Today, however, many of the Worship Immersion Culture ilk are excited to re-integrate a variety of more participatory worship experiences, from singing together, to experiencing beauty together, to weekly communion, to responsive prayers, to the passing of the peace and much more.

They don’t need the music to accomplish all things participatory in the conventional sense of the word. They can be surrounded by the music in one moment, and breaking the bread together with a few shared words in the next. In fact, the aesthetics of the building, the type of art adorning the building, the fellowship spaces (cafe areas, etc.), and the missional spaces (food distribution areas, etc.) matter to them as much as the music. Buildings, for the Worship Immersion Culture, matter beyond their function. 

They are a part of the message being communicated about how we live, as friend James Bryant Smith and Renovare call it, the With-God Life.

We should all be asking the question: What are our opportunities for deep community participation on a Sunday morning, and are we discipling our entire congregation by our planning?

When we name our target group according to age or demographic, we must embrace that it means something for the way we handle the music—from the volume, to the presentation, to the way we host worship gatherings.

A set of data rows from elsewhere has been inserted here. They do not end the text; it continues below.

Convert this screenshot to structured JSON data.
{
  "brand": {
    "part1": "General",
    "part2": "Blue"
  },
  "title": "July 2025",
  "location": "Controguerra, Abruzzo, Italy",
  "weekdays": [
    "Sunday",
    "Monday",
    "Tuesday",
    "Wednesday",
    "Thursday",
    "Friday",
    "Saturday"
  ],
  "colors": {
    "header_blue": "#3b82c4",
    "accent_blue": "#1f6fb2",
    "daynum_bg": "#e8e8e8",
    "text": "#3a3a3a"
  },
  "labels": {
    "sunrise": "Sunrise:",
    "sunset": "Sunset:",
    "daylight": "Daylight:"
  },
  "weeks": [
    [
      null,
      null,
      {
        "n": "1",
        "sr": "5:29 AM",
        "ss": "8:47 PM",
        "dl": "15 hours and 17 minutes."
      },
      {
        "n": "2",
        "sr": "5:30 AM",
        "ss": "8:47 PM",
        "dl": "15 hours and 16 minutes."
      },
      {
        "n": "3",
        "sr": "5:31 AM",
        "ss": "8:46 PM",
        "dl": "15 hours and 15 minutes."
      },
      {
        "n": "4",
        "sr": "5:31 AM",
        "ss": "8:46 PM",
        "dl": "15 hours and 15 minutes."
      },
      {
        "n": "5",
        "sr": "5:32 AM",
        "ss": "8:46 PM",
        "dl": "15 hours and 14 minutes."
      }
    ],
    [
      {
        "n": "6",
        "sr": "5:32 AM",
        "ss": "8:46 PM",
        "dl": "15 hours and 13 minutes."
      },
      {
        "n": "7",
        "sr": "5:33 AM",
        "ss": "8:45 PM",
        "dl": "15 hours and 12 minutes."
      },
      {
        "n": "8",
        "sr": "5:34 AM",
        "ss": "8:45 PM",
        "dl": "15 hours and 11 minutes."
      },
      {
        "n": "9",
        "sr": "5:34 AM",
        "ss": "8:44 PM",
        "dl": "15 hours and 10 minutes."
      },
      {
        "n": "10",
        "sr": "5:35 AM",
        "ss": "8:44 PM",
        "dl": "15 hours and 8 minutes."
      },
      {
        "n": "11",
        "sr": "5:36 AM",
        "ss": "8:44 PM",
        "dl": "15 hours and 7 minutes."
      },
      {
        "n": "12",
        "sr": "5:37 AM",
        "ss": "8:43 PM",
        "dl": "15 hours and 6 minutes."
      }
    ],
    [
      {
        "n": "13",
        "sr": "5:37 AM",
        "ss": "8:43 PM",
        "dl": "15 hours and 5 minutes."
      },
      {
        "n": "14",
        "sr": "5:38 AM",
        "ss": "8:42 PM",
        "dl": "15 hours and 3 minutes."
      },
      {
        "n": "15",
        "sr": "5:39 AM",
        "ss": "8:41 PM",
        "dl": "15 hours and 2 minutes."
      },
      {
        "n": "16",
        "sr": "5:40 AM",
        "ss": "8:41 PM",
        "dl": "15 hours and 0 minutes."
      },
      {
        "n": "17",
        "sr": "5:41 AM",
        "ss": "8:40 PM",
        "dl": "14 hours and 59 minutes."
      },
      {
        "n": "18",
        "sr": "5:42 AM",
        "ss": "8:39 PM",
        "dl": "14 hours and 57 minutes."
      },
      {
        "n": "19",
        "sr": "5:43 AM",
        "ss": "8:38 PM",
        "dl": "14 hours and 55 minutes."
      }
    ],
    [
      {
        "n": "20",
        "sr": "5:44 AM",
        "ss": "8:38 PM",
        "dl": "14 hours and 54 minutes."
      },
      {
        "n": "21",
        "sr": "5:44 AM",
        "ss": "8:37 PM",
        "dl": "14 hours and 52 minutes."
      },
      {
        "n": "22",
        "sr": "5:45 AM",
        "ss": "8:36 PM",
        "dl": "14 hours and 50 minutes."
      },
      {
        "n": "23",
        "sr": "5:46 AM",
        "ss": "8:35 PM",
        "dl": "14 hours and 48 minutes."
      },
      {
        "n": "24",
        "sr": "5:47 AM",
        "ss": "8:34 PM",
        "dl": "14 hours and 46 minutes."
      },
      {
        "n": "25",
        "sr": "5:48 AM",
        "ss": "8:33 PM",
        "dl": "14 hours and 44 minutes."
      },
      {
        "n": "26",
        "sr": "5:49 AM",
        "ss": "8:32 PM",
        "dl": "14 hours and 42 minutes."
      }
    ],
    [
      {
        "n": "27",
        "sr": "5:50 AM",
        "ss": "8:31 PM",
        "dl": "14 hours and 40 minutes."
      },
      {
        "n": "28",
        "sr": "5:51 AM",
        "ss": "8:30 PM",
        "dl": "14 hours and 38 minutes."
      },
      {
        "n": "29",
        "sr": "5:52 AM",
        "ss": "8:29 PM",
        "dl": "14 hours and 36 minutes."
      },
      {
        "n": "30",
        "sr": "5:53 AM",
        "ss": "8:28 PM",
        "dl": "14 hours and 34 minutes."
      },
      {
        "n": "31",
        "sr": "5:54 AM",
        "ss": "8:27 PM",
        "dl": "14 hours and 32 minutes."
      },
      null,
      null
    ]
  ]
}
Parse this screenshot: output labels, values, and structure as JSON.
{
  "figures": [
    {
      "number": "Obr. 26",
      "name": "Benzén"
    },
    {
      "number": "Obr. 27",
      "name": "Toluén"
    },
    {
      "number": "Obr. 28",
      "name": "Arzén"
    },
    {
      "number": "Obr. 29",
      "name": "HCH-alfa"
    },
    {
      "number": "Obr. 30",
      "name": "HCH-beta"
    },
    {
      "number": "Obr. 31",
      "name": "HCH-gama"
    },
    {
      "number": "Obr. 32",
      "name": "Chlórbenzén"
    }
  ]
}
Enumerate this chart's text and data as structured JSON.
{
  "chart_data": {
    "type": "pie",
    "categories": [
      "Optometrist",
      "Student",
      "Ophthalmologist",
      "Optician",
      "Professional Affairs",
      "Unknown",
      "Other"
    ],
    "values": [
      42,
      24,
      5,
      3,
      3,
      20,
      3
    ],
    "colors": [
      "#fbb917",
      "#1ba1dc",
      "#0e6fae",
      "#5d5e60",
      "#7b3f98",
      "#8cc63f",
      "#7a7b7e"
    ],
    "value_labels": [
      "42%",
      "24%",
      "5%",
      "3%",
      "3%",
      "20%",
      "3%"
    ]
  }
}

Getting Our Worship Cultures Out of a Rut

I’ll shoot straight. When it comes to planning a Sunday morning, in my experience many pastors are not thinking much beyond the worship conventions with which they grew up or in which they had their first encounters with God. I include myself in this; it’s not easy.
But if we’ll recognize various worship cultures exist in our churches (over time it does get more homogeneous), care about how people are being formed by our worship habits, and tend to who God has called us to uniquely be as a community, we’ll find our local stride in leading people into worship places that are truly forming them in Christ-likeness.

If forming people in Christ is the business of the church, then worship is the business of the church. Let’s be about our business.



Question: How can we better handle, in our churches, the tension of serving both worship cultures mentioned above in our planning? Where do you fall between these two approaches?